U.S. accuses Chinese citizens of hacking law firms, insider trading

Discussion in 'Wall St. News' started by dealmaker, Dec 27, 2016.

  1. Sig

    Sig

    With the amount of money involved why even bother doing something illegal like that. Simply hire someone to follow the guy and report back, perfectly legal and even legal to trade off it.
     
    #11     Dec 28, 2016
    vanzandt likes this.
  2. vanzandt

    vanzandt

    Of course this post just made the brother- in- laws of every NSA employee rich. Oh well.
     
    #12     Dec 28, 2016
  3. dealmaker

    dealmaker

    #13     Dec 28, 2016
  4. may appear gibberish when you don't understand. You shouldn't talk about topics without some basic knowledge, here ya go jr
    http://security.stackexchange.com/q...g-out-firewall-is-this-automated-scans-or-are
    http://subnettingpractice.com/ip_allocation.html
     
    #14     Dec 29, 2016
  5. Sig

    Sig

    I run a company with a significant cloud software component so I kind of do have some basic knowledge in this area, while you stated that you do not.

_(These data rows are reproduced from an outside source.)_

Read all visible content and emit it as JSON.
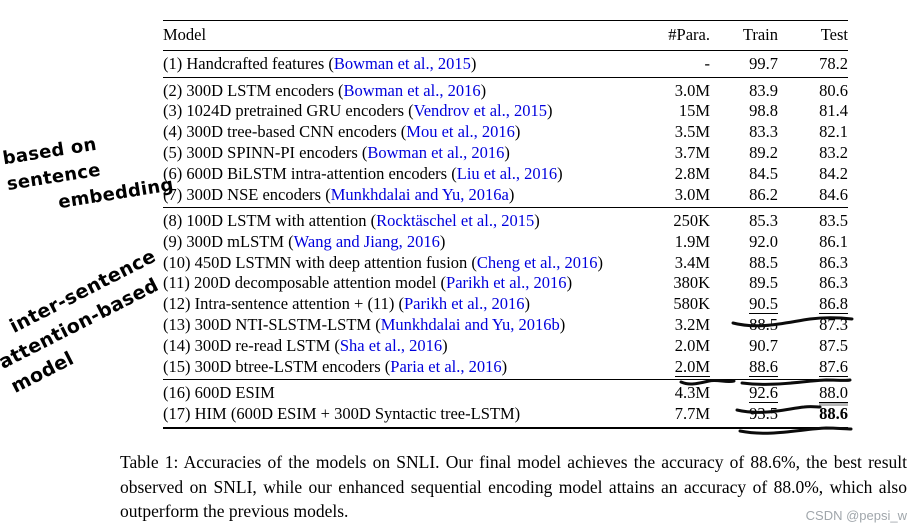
{
  "colors": {
    "citation_blue": "#0000dd",
    "ink": "#000000",
    "watermark_gray": "#a0a6ab"
  },
  "table": {
    "headers": [
      "Model",
      "#Para.",
      "Train",
      "Test"
    ],
    "rows": [
      {
        "group": 0,
        "name": "(1) Handcrafted features",
        "cite": "Bowman et al., 2015",
        "para": "-",
        "train": "99.7",
        "test": "78.2"
      },
      {
        "group": 1,
        "name": "(2) 300D LSTM encoders",
        "cite": "Bowman et al., 2016",
        "para": "3.0M",
        "train": "83.9",
        "test": "80.6"
      },
      {
        "group": 1,
        "name": "(3) 1024D pretrained GRU encoders",
        "cite": "Vendrov et al., 2015",
        "para": "15M",
        "train": "98.8",
        "test": "81.4"
      },
      {
        "group": 1,
        "name": "(4) 300D tree-based CNN encoders",
        "cite": "Mou et al., 2016",
        "para": "3.5M",
        "train": "83.3",
        "test": "82.1"
      },
      {
        "group": 1,
        "name": "(5) 300D SPINN-PI encoders",
        "cite": "Bowman et al., 2016",
        "para": "3.7M",
        "train": "89.2",
        "test": "83.2"
      },
      {
        "group": 1,
        "name": "(6) 600D BiLSTM intra-attention encoders",
        "cite": "Liu et al., 2016",
        "para": "2.8M",
        "train": "84.5",
        "test": "84.2"
      },
      {
        "group": 1,
        "name": "(7) 300D NSE encoders",
        "cite": "Munkhdalai and Yu, 2016a",
        "para": "3.0M",
        "train": "86.2",
        "test": "84.6"
      },
      {
        "group": 2,
        "name": "(8) 100D LSTM with attention",
        "cite": "Rocktäschel et al., 2015",
        "para": "250K",
        "train": "85.3",
        "test": "83.5"
      },
      {
        "group": 2,
        "name": "(9) 300D mLSTM",
        "cite": "Wang and Jiang, 2016",
        "para": "1.9M",
        "train": "92.0",
        "test": "86.1"
      },
      {
        "group": 2,
        "name": "(10) 450D LSTMN with deep attention fusion",
        "cite": "Cheng et al., 2016",
        "para": "3.4M",
        "train": "88.5",
        "test": "86.3"
      },
      {
        "group": 2,
        "name": "(11) 200D decomposable attention model",
        "cite": "Parikh et al., 2016",
        "para": "380K",
        "train": "89.5",
        "test": "86.3"
      },
      {
        "group": 2,
        "name": "(12) Intra-sentence attention + (11)",
        "cite": "Parikh et al., 2016",
        "para": "580K",
        "train": "90.5",
        "test": "86.8",
        "u_train": true,
        "u_test": true
      },
      {
        "group": 2,
        "name": "(13) 300D NTI-SLSTM-LSTM",
        "cite": "Munkhdalai and Yu, 2016b",
        "para": "3.2M",
        "train": "88.5",
        "test": "87.3"
      },
      {
        "group": 2,
        "name": "(14) 300D re-read LSTM",
        "cite": "Sha et al., 2016",
        "para": "2.0M",
        "train": "90.7",
        "test": "87.5"
      },
      {
        "group": 2,
        "name": "(15) 300D btree-LSTM encoders",
        "cite": "Paria et al., 2016",
        "para": "2.0M",
        "train": "88.6",
        "test": "87.6",
        "u_para": true,
        "u_train": true,
        "u_test": true
      },
      {
        "group": 3,
        "name": "(16) 600D ESIM",
        "cite": null,
        "para": "4.3M",
        "train": "92.6",
        "test": "88.0",
        "u_train": true,
        "u2_test": true
      },
      {
        "group": 3,
        "name": "(17) HIM (600D ESIM + 300D Syntactic tree-LSTM)",
        "cite": null,
        "para": "7.7M",
        "train": "93.5",
        "test": "88.6",
        "bold_test": true
      }
    ]
  },
  "caption": {
    "text": "Table 1: Accuracies of the models on SNLI. Our final model achieves the accuracy of 88.6%, the best result observed on SNLI, while our enhanced sequential encoding model attains an accuracy of 88.0%, which also outperform the previous models."
  },
  "annotations": {
    "note1_line1": "based on sentence",
    "note1_line2": "embedding",
    "note2_line1": "inter-sentence",
    "note2_line2": "attention-based model"
  },
  "watermark": {
    "text": "CSDN @pepsi_w"
  }
}
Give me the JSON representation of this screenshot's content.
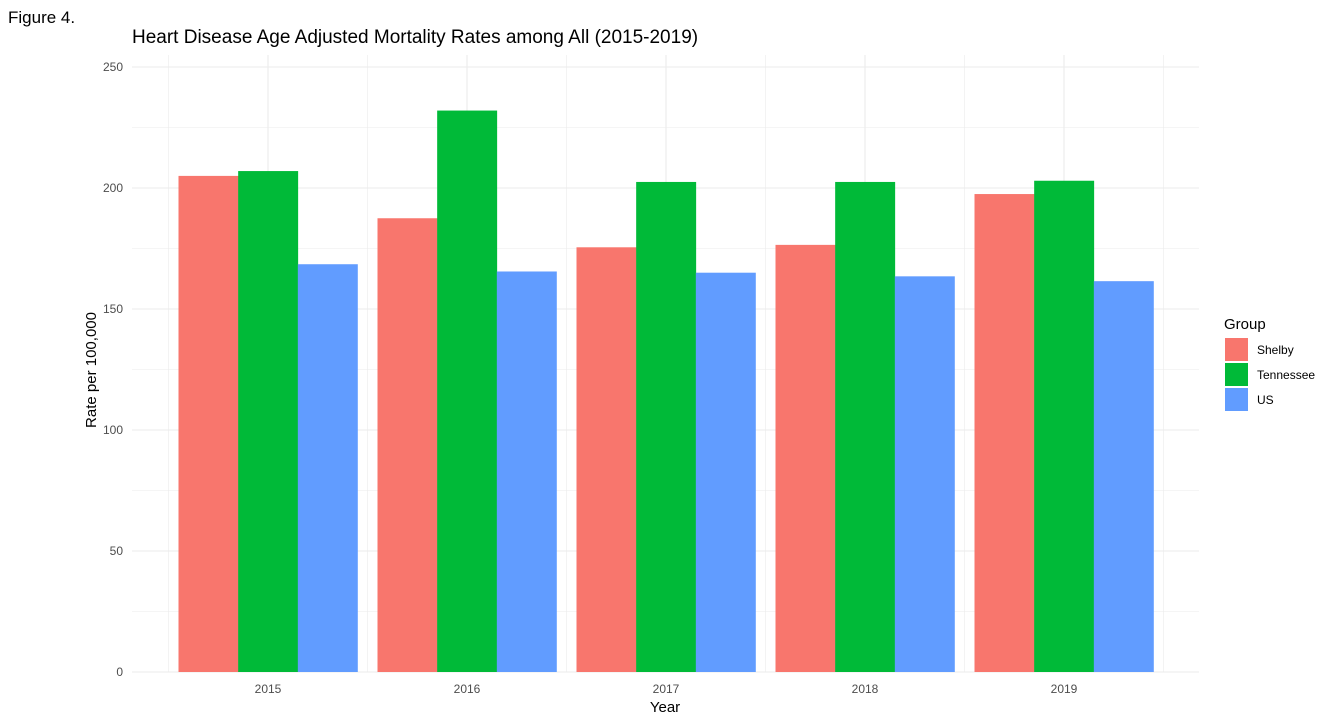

In the interest of educating rather then flaming, however, I'll explain a little. If a regular user from China hits your server you will indeed see their IP address in your server logs. A firewall is simply a construct set up to screen packets before they get to your server, and you would see those IP addresses there as well and could also instruct your firewall to block any range of IP addresses.
    However, it is trivial to use a VPN or proxy in the U.S. This is a computer that takes in a packet from anywhere in the world, then resends it to its destination. When it is resent, the packet has the VPN or proxy's IP address. If that VPN or proxy is in the U.S. It will have a U.S. IP address and there will be no way for the server's administrator or the firewall to know where it originated short of getting a warrant to search the proxy computer. Networks like Tor take this to another level with a network of thousands of computers around the world set up as proxy's, most private computers, with each packet randomly bouncing between several computers in a number of jurisdictions with no records maintained and again easy to ensure a U.S. or European last hop to get their IP address. Anonymizing systems like this make it almost impossible to track down the origin of any hacker who has very basic level know-how. Go ahead, install Tor on your computer, hit your server, look at your server logs, and tell me what IP address you see?
    Suffice it to say it wouldn't be at all surprising if there was a person much like lylec305 in mgt at the law firm who was sure they were fine because they'd blocked overseas IP addresses at the firewall without having a real understanding of what that meant.
     
    #15     Dec 29, 2016
  6. That's a long winded explaining on the blog. I have network and security personnel on my team. Check the links i provided. Gov agencies are a lot more complex than cloud, a new buz word for something we did long ago. Cloud is a security risk, will dissipate just like corba.
    Anyhow, what i was attempting to say in as few words possible. All hackers start with something. They just don't pull from thin air.
     
    Last edited: Dec 29, 2016
    #16     Dec 29, 2016
  7. Sig

    Sig

    Do you disagree with anything I posted or just can't be bothered to put a couple minutes in to understand a complex topic, so you criticize it on length alone? Have you installed Tor and checked your server logs? Oh, you don't have a server nor would you know how to check the logs if you did and it's just too much to install an app, so you'll just criticize the concept of cloud computing, something else you clearly don't even have a rudimentary understanding of.
    Unbelievable! As I said it's people like you that allow these types of breaches to occur because you make decisions based on a dangerous misconceptions and apparently have not only stopped learning, but refuse to.
     
    #17     Dec 29, 2016
  8. You're to long winded. I have personnel to take care of a box called security on the architecture diagram. Check the link i sent you.
    Interested to see a firewall breach pull something of significance without any inside info. Could be more forensic audit to come to understand the whole picture.
    You criticized me and now you say i criticized you first hahaha. Typical know it all...
     
    Last edited: Dec 29, 2016
    #18     Dec 29, 2016
  9. Sig

    Sig

    You gotta love willful ignorance!
     
    #19     Dec 29, 2016
  10. You cannot bait me into a BS discussion on a blog. You didn't comment correctly from the beginning. Think subnet mask inside LAN and a breach thru the firewall. That'll be picked off immediately. Unless they have side info. Plus developing large scale systems, security is merely a utility.